Cool idea, but I wonder how long the device would hold out. LEGO isn't exactly designed for industrial apps. On the other hand, it is designed for small children, who provide perhaps the toughest test environment imaginable!
I think the hardest part of using lego for that kind of work is to have the beancounters accept the expense as work related. Usually, I had to use my own personnal stock when I needed to hold prototype boards together.
At my university we build robots out of lego to test pathfinding software.
It's cheap, and it can house the motors/circuit boards and stick together under a bit of stress, its perfect.
Meccano is good, but it can take longer to assemble. That's more of use for robots that need to withstand a lot more stress, such as arms.

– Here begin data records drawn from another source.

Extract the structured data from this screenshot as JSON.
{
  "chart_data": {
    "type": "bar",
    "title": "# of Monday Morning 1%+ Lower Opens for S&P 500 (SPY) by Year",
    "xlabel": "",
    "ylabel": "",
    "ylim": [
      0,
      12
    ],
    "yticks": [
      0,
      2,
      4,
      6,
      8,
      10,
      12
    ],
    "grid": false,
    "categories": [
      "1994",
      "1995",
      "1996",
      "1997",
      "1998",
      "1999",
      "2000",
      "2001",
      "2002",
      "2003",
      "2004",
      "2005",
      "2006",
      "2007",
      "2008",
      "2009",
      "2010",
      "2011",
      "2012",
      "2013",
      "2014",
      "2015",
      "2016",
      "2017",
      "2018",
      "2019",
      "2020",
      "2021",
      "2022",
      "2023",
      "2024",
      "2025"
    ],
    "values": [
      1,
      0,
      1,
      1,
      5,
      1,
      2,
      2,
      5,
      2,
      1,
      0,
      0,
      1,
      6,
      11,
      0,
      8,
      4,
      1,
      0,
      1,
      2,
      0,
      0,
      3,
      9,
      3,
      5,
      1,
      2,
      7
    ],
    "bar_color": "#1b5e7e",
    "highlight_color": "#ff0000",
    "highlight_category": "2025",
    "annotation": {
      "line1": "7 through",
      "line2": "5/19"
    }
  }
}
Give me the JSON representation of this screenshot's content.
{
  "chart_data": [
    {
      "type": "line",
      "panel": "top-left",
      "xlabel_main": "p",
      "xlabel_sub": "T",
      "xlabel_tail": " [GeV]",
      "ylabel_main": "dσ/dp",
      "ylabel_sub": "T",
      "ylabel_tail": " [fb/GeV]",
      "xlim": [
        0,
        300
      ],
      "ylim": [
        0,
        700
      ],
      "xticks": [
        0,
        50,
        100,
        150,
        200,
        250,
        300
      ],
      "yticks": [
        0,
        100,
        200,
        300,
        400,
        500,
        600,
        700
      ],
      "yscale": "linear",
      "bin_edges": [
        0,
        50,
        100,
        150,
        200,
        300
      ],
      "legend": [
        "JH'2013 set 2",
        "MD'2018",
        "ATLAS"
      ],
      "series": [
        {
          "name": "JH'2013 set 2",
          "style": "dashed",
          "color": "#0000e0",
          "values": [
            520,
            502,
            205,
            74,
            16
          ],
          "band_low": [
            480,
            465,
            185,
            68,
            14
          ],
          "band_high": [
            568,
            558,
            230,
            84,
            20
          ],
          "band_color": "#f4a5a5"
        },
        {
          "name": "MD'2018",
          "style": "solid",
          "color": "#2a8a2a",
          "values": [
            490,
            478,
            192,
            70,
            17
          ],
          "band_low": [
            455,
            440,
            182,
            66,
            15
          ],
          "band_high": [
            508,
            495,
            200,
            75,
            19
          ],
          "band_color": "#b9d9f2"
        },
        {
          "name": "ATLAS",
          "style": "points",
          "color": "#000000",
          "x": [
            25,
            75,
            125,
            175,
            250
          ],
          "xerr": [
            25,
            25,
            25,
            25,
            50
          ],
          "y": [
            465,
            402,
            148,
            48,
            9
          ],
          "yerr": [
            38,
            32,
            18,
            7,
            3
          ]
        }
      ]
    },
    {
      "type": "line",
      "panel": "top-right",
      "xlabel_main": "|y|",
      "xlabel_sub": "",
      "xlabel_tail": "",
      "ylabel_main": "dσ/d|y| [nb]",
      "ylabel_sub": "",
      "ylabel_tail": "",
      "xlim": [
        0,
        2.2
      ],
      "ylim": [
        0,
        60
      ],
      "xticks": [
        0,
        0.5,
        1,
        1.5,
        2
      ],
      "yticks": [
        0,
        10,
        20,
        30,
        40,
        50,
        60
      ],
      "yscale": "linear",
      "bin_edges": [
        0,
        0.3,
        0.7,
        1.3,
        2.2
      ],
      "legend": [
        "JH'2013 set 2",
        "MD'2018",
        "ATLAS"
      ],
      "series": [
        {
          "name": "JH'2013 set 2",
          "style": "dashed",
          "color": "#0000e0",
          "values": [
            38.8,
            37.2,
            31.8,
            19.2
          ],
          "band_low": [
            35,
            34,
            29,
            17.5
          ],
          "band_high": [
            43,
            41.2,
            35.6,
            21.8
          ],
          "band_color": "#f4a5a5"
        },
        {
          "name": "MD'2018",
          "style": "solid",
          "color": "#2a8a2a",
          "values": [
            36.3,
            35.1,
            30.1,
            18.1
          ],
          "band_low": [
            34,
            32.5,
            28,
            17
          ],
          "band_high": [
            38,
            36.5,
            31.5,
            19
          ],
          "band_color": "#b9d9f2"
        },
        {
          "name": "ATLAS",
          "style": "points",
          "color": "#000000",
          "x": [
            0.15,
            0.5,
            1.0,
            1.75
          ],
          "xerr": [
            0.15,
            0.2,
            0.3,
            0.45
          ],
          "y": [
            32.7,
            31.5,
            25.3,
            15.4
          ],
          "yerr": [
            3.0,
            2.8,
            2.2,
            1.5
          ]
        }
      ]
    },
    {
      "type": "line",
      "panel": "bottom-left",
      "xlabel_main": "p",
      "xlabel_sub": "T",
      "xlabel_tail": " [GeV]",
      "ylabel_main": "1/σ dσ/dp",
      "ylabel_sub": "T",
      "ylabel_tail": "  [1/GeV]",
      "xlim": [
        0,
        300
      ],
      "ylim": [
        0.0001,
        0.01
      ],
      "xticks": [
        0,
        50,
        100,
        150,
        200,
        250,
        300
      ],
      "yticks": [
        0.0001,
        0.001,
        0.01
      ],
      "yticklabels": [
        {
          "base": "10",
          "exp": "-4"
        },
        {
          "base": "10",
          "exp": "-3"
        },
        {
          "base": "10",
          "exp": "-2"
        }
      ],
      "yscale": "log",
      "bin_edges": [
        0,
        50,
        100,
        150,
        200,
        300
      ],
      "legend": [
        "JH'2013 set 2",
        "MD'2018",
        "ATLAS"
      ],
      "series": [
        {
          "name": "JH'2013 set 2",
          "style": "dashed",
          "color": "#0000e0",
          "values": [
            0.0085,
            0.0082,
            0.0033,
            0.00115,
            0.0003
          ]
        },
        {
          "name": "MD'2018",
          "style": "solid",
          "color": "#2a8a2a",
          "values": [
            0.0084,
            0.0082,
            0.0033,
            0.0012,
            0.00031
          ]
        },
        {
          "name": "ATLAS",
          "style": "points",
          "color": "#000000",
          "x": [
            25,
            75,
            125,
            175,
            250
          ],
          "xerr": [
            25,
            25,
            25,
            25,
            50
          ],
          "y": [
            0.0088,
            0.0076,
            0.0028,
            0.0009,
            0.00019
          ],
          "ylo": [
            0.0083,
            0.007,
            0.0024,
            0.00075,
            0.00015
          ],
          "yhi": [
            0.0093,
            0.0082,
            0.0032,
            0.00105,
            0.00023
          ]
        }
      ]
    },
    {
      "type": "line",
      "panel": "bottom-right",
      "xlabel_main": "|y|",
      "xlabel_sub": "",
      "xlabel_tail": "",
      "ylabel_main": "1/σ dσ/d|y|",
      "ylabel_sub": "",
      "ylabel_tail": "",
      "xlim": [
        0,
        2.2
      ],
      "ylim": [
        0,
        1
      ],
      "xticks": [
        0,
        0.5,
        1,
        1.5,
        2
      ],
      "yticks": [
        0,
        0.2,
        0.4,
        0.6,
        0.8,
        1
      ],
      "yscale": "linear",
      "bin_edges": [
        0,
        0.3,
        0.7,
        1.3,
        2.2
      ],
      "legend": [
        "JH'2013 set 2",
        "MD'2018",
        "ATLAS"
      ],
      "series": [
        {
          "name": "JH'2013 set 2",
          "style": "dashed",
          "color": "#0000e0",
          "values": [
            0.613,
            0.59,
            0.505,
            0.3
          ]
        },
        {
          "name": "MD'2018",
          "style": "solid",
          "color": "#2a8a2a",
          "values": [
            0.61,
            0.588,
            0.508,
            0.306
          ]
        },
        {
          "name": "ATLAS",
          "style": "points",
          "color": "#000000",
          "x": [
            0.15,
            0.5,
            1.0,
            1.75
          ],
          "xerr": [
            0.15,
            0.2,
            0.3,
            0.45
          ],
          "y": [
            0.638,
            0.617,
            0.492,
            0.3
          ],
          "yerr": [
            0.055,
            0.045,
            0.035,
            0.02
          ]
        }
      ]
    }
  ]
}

He is a busy genius - I stumbled across his site when I was told someone mapped the tunnel network below the University of Waterloo. And he did.
IMHO, the coolest thing he ever built was converting a scanner into a digital camera. People, if you have a few free minutes, check his site out. Lots of cool stuff there!
"Live as if you'll die tomorrow." Ridiculous. You could die later today.
That's like when NASA put in a request for a convertable GTO (sports car) to pull heavy lifting body designs (shuttle is a lifting body) and film them for research. Of course it was denied. They then put in a request for something like a "aerodynamic research tow vehicle with film platform" and it was approved. And thusly, the lifting body concept was proven and established.